Comment by ath3nd

4 days ago

The only study currently trying to measure productivity of experienced devs using LLMs showed they suffer a 19% decline in productivity.

https://metr.org/blog/2025-07-10-early-2025-ai-experienced-o...

Since that study demonstrated that experienced developers currently suffer a decline in their productivity when using LLMs, it's perfectly likely that less experienced/junior developers who normally will struggle with syntax or simple tasks like organizing their code are the ones experiencing the boost of productivity from LLMs.

Thus, it seems the devs benefitting the most from LLMs are the ones with the skill issue/more junior/early in their career.

Which group do you belong to?

No, it's just logical, LLM is a useful tool, those experienced are just code monkeys that whey they got stuck.

  • > No, it's just logical, LLM is a useful tool

    How open are you to the possibility that it's the other way around? Because the study suggests that it's actually junior code monkeys that benefit from LLMs, and experienced software engineers don't instead get a decline of their productivity.

    At least that's what the only available study so far shows.

    That's corroborated with my experience mentoring juniors, the more they struggle with basic things like syntax or expressing their thoughts clearly in code, the more benefit they got from using LLM tools like Claude.

    Once they go mid-level and above, the LLMs are a detriment to them. Do you currently get big benefit from LLMs? Maybe you are more early in your career?

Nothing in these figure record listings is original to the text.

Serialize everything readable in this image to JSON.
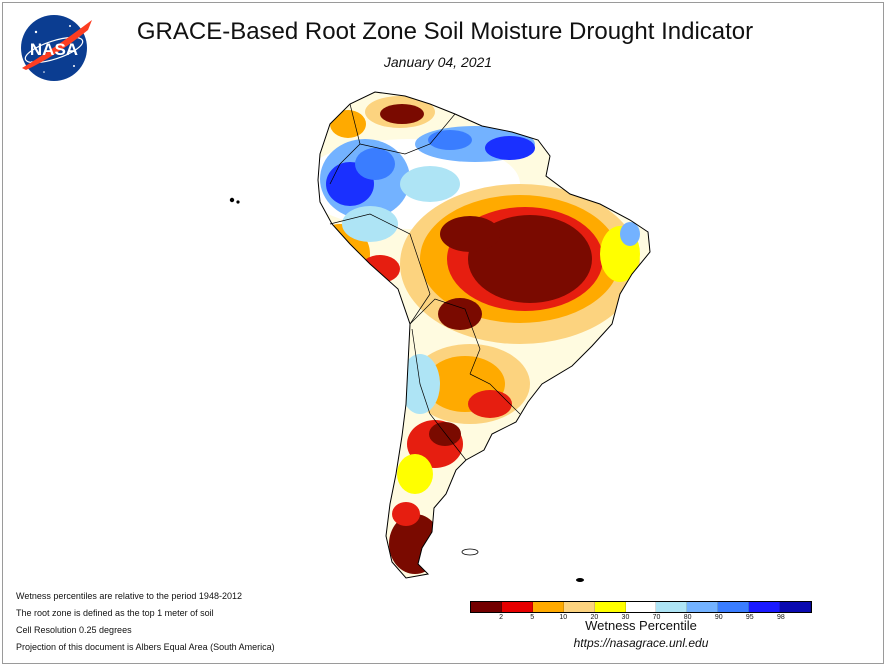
{
  "header": {
    "title": "GRACE-Based Root Zone Soil Moisture Drought Indicator",
    "date": "January 04, 2021",
    "logo_text": "NASA"
  },
  "map": {
    "region": "South America",
    "colors": {
      "ocean": "#ffffff",
      "border": "#000000",
      "brown": "#7a0a00",
      "red": "#e61e10",
      "orange": "#ffaa00",
      "tan": "#fcd37f",
      "yellow": "#ffff00",
      "white": "#ffffff",
      "light_blue": "#aee4f5",
      "sky_blue": "#73b2ff",
      "medium_blue": "#3a7dff",
      "blue": "#1a30ff",
      "dark_blue": "#0a0ab0"
    }
  },
  "notes": [
    "Wetness percentiles are relative to the period 1948-2012",
    "The root zone is defined as the top 1 meter of soil",
    "Cell Resolution 0.25 degrees",
    "Projection of this document is Albers Equal Area (South America)"
  ],
  "legend": {
    "title": "Wetness Percentile",
    "bins": [
      {
        "color": "#730000"
      },
      {
        "color": "#e60000"
      },
      {
        "color": "#ffaa00"
      },
      {
        "color": "#fcd37f"
      },
      {
        "color": "#ffff00"
      },
      {
        "color": "#ffffff"
      },
      {
        "color": "#aee4f5"
      },
      {
        "color": "#73b2ff"
      },
      {
        "color": "#3a7dff"
      },
      {
        "color": "#1a1aff"
      },
      {
        "color": "#0a0ab0"
      }
    ],
    "ticks": [
      "2",
      "5",
      "10",
      "20",
      "30",
      "70",
      "80",
      "90",
      "95",
      "98"
    ]
  },
  "source_url": "https://nasagrace.unl.edu"
}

    • I think you are making a couple of very good points getting bogged down in the wrong framework of discussion. Let me rephrase what I think you are saying:

      Once you are very comfortable in a domain, it is detrimental to have to wrangle a junior dev with low IQ, way too much confidence but encyclopediac knowledge of everything instead of just doing it yourself.

      The dichotomy of Junior vs. Senior is a bit misleading here, every junior is uncomfortable in the domain they are working in, but a Senior probably isn't comfortable in all domains. For example, many people with 10+ SE experience I know aren't very good with databases and data engineering, which is becoming an increasingly large part of the job. For someone who has worked 10+ years on Java Backends, now attempting to write Pythin data pipelines, Coding Agents might be a useful tool to gap that bridge.

      The other thing is creation vs. critique. I often let my code, writing and planning be rewiewed by Claude or Gemini, because once I have created something, I know it very well, and I can very quickly go through 20 points of criticism/recommendations/tips and pick out the relevant ones. - And honestly, that has been super helpful. Using it that way around, Claude has caught a number of bugs, taught me some new tricks and made me aware of some interesting tech.

    • Those "experienced" actually are just senior code monkeys if u ask me, it's trivial right ? I don't assume the reason why, but it's just illogical for a junior to get benefits and the seniors don't. The wrong ones here is the "experienced".

      I know how to use the AI tools for my purpose (that's why i use them), and of course, to make the impossible possible. Even if i failed to do so, it's not the decrease in productivity because without them, i don't think i can do better than the LLM.